Once you've found a room or channel that interests you you'll probably want to join in. It's usually a good idea to watch from the sidelines for a few minutes to get a feel of what's going on and familiarise yourself with the shorthand, jargon and 'emoticons'. These are a useful way for people to express themselves in the absence of the body language and expressions we use in normal face to face conversations. They can also help to reduce the length of messages and speed things up. Emoticons are small symbols, smiley or sad faces etc., made up from punctuation marks, thus  :-)  and  :- (  just turn the page on its side if you don't get it. Shorthand abbreviations help add meaning to your messages, we've included some of the commonest ones in Jargon Filter. The rest is mostly common-sense; watch your language, keep it clean, don't forget you are talking to other people and DON'T SHOUT -- writing in uppercase is considered loud and boorish.

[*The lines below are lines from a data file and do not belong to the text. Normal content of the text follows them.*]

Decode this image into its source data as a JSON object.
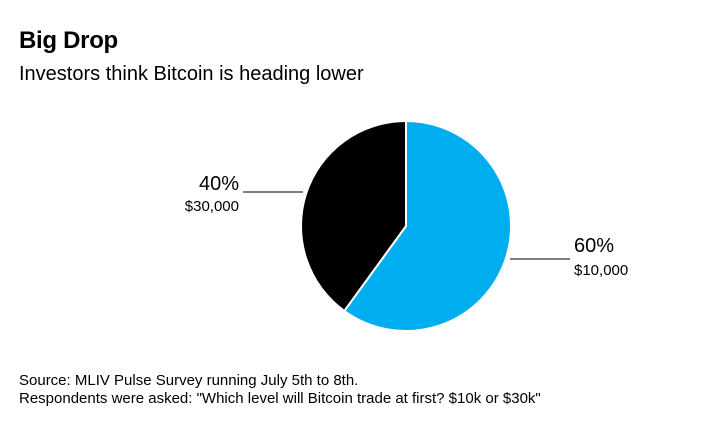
{
  "title": "Big Drop",
  "subtitle": "Investors think Bitcoin is heading lower",
  "chart_data": {
    "type": "pie",
    "slices": [
      {
        "label": "$10,000",
        "value": 60,
        "value_label": "60%",
        "color": "#00adef"
      },
      {
        "label": "$30,000",
        "value": 40,
        "value_label": "40%",
        "color": "#000000"
      }
    ]
  },
  "footer": {
    "source": "Source: MLIV Pulse Survey running July 5th to 8th.",
    "note": "Respondents were asked: \"Which level will Bitcoin trade at first? $10k or $30k\""
  }
}
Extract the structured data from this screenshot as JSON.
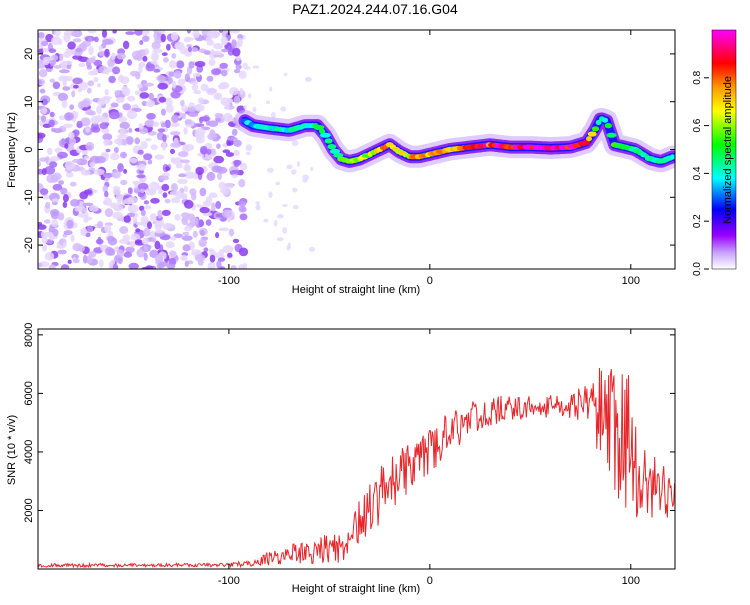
{
  "title": "PAZ1.2024.244.07.16.G04",
  "chart_data": [
    {
      "type": "heatmap",
      "xlabel": "Height of straight line (km)",
      "ylabel": "Frequency (Hz)",
      "xlim": [
        -195,
        122
      ],
      "ylim": [
        -25,
        25
      ],
      "x_ticks": [
        -100,
        0,
        100
      ],
      "x_tick_labels": [
        "-100",
        "0",
        "100"
      ],
      "y_ticks": [
        -20,
        -10,
        0,
        10,
        20
      ],
      "y_tick_labels": [
        "-20",
        "-10",
        "0",
        "10",
        "20"
      ],
      "colorbar": {
        "label": "Normalized spectral amplitude",
        "range": [
          0,
          1
        ],
        "ticks": [
          0.0,
          0.2,
          0.4,
          0.6,
          0.8
        ],
        "tick_labels": [
          "0.0",
          "0.2",
          "0.4",
          "0.6",
          "0.8"
        ],
        "colors": [
          "#ffffff",
          "#9a00ff",
          "#0000ff",
          "#00ffff",
          "#00ff00",
          "#ffff00",
          "#ff7f00",
          "#ff0000",
          "#ff00ff"
        ]
      },
      "noise_region": {
        "x_range": [
          -195,
          -92
        ],
        "level": 0.15
      },
      "ridge": {
        "x": [
          -92,
          -88,
          -80,
          -70,
          -62,
          -56,
          -52,
          -48,
          -44,
          -40,
          -35,
          -30,
          -25,
          -20,
          -15,
          -10,
          -5,
          0,
          10,
          20,
          30,
          40,
          50,
          60,
          70,
          78,
          82,
          85,
          88,
          92,
          97,
          102,
          106,
          110,
          115,
          121
        ],
        "y": [
          6,
          5,
          4.5,
          4,
          5,
          5,
          3,
          0,
          -2,
          -2.5,
          -2,
          -1,
          0,
          1,
          -0.5,
          -1.5,
          -1.5,
          -1,
          0,
          0.5,
          1,
          0.5,
          0.5,
          0.3,
          0.5,
          1.5,
          4,
          6.5,
          6,
          1,
          0.5,
          0,
          -1,
          -2,
          -2.5,
          -1.5
        ],
        "amplitude": [
          0.35,
          0.35,
          0.4,
          0.4,
          0.4,
          0.45,
          0.45,
          0.45,
          0.5,
          0.55,
          0.6,
          0.65,
          0.7,
          0.7,
          0.7,
          0.7,
          0.7,
          0.75,
          0.8,
          0.85,
          0.85,
          0.9,
          0.95,
          0.95,
          0.9,
          0.85,
          0.5,
          0.4,
          0.45,
          0.5,
          0.5,
          0.45,
          0.45,
          0.45,
          0.45,
          0.45
        ]
      }
    },
    {
      "type": "line",
      "xlabel": "Height of straight line (km)",
      "ylabel": "SNR (10 * v/v)",
      "xlim": [
        -195,
        122
      ],
      "ylim": [
        0,
        8200
      ],
      "x_ticks": [
        -100,
        0,
        100
      ],
      "x_tick_labels": [
        "-100",
        "0",
        "100"
      ],
      "y_ticks": [
        2000,
        4000,
        6000,
        8000
      ],
      "y_tick_labels": [
        "2000",
        "4000",
        "6000",
        "8000"
      ],
      "series": [
        {
          "color": "#e8262a",
          "envelope": {
            "x": [
              -195,
              -100,
              -86,
              -80,
              -70,
              -60,
              -55,
              -50,
              -45,
              -40,
              -35,
              -30,
              -25,
              -20,
              -10,
              0,
              10,
              20,
              30,
              40,
              50,
              60,
              70,
              80,
              84,
              88,
              92,
              96,
              100,
              105,
              110,
              115,
              121
            ],
            "mean": [
              120,
              140,
              200,
              350,
              500,
              650,
              700,
              650,
              700,
              1100,
              1600,
              2000,
              2500,
              2900,
              3500,
              4000,
              4700,
              5100,
              5400,
              5500,
              5550,
              5550,
              5600,
              5650,
              5400,
              5000,
              4600,
              4400,
              4200,
              3500,
              3000,
              2700,
              2600
            ],
            "spread": [
              60,
              60,
              150,
              250,
              350,
              450,
              550,
              500,
              500,
              650,
              800,
              900,
              950,
              950,
              900,
              800,
              700,
              600,
              500,
              450,
              400,
              400,
              450,
              700,
              1800,
              2000,
              2200,
              2400,
              2400,
              1800,
              1300,
              1000,
              800
            ]
          }
        }
      ]
    }
  ]
}
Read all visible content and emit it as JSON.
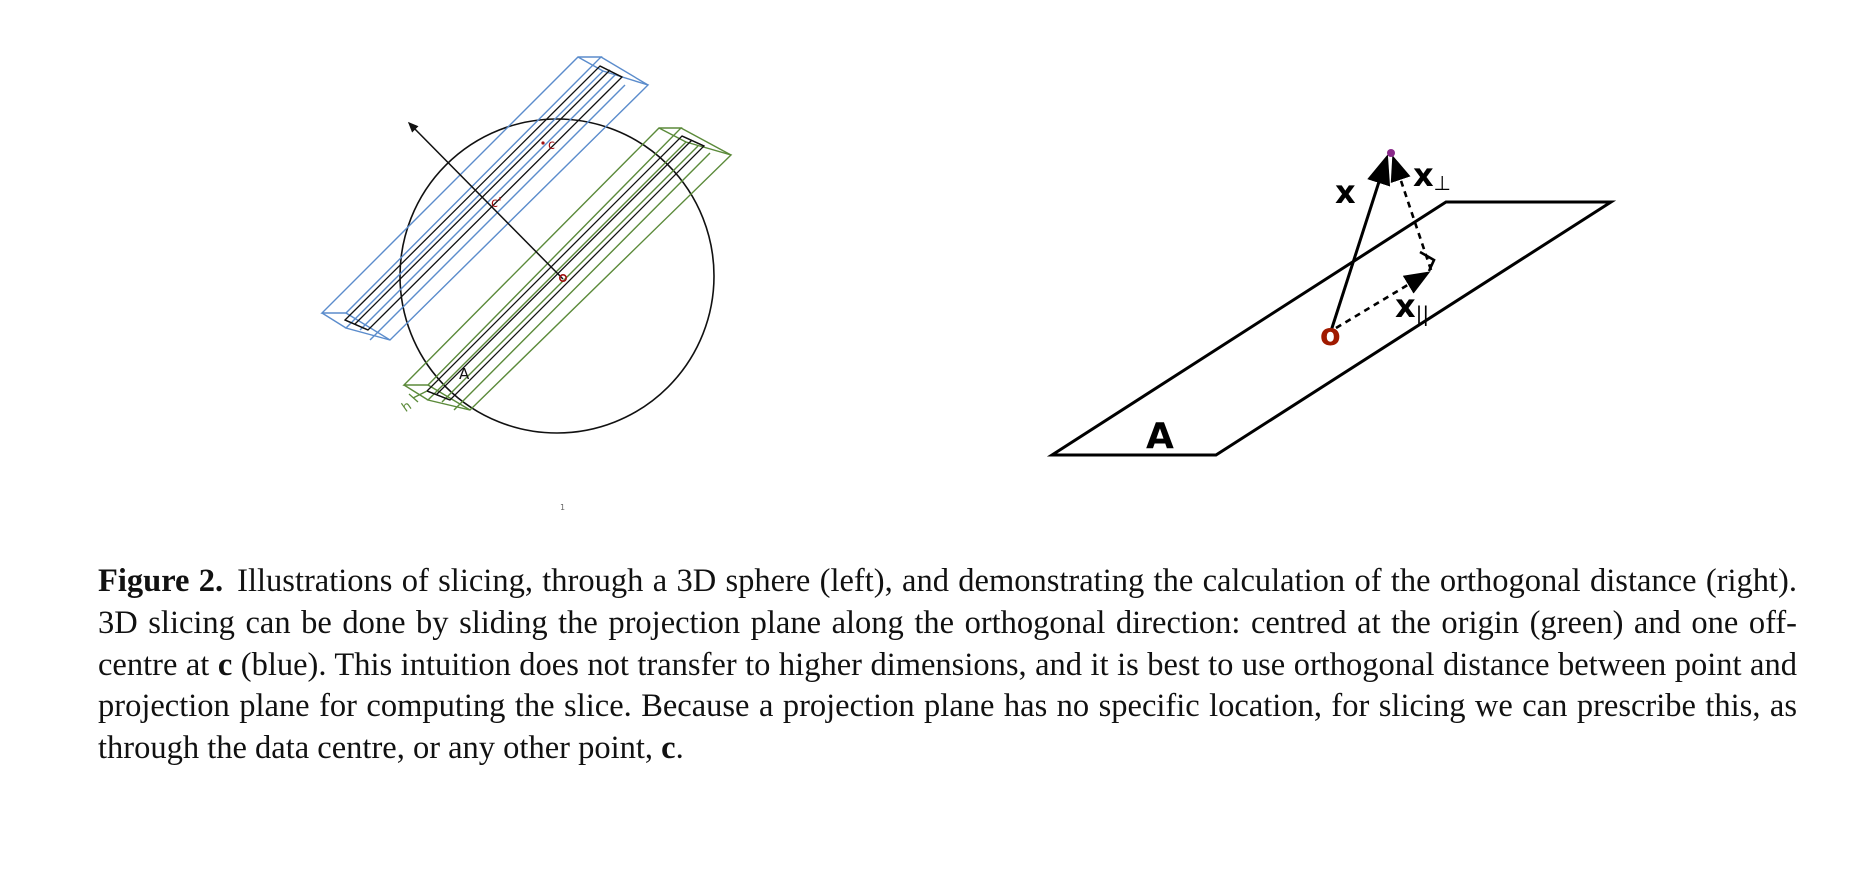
{
  "left_figure": {
    "label_c": "c",
    "label_c_prime": "c'",
    "label_A": "A",
    "label_h": "h",
    "page_mark": "1",
    "colors": {
      "blue_slab": "#5b8ccc",
      "green_slab": "#5b8a3a",
      "points": "#a01010",
      "outline": "#111111"
    }
  },
  "right_figure": {
    "label_x": "x",
    "label_x_perp": "x",
    "perp_symbol": "⊥",
    "label_x_par": "x",
    "par_symbol": "||",
    "label_origin": "o",
    "label_A": "A",
    "colors": {
      "origin": "#a01a00",
      "tip": "#8a2a8a",
      "lines": "#000000"
    }
  },
  "caption": {
    "label": "Figure 2.",
    "part1": "Illustrations of slicing, through a 3D sphere (left), and demonstrating the calculation of the orthogonal distance (right). 3D slicing can be done by sliding the projection plane along the orthogonal direction: centred at the origin (green) and one off-centre at ",
    "bold1": "c",
    "part2": " (blue). This intuition does not transfer to higher dimensions, and it is best to use orthogonal distance between point and projection plane for computing the slice. Because a projection plane has no specific location, for slicing we can prescribe this, as through the data centre, or any other point, ",
    "bold2": "c",
    "part3": "."
  }
}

If you are interested in finding out more or participating it is worth checking your ISP's home page to see if they host any chat rooms. Alternatively try Yahoo Chat, this can be accessed from the Yahoo search engine home page at www.yahoo.com simply click on 'chat' and you will be directed to the registration page. This only takes a couple of minutes to fill in and from there you can access several hundred chat rooms covering a vast range of subjects. Other search engines will also direct you the thousands of chat sites and systems on offer, just key in your topic, followed by the word 'chat' into the search field.

Next Week – music on the web

 

JARGON FILTER

brb -- be right back

btw – by the way

cu – see you

imho – in my humble opinion

lol – laughs out loud

myob – mind your own business

newbie – new user

pvt – private or send a private message

rofl – rolls on the floor laughing

stats – statistics, sex, age, height etc

wtf – what on earth! (or words to that effect…)

 

TOP TIP

The Windows 95/98 Registry is a large file that contains a lot of important information about your PC and the software that it is using. If it becomes corrupted Windows can become unstable and crash. Over time the Registry accumulates a lot of redundant data as programs are installed and deleted and these can cause problems. Windows 98 has a useful utility called Registry Checker, (Start > Programs > Accessories > System Tools > System Information > Tools Menu), which looks for and can fix routine errors. Windows 95 users can download a utility from the Microsoft Web site below called RegClean (it also works on Windows 98). This removes unnecessary and incorrect Registry entries and automatically creates a backup file, so the original configuration can be restored. It's a fairly small (800kb) and should only take a couple of minutes to download on a 56kbs modem.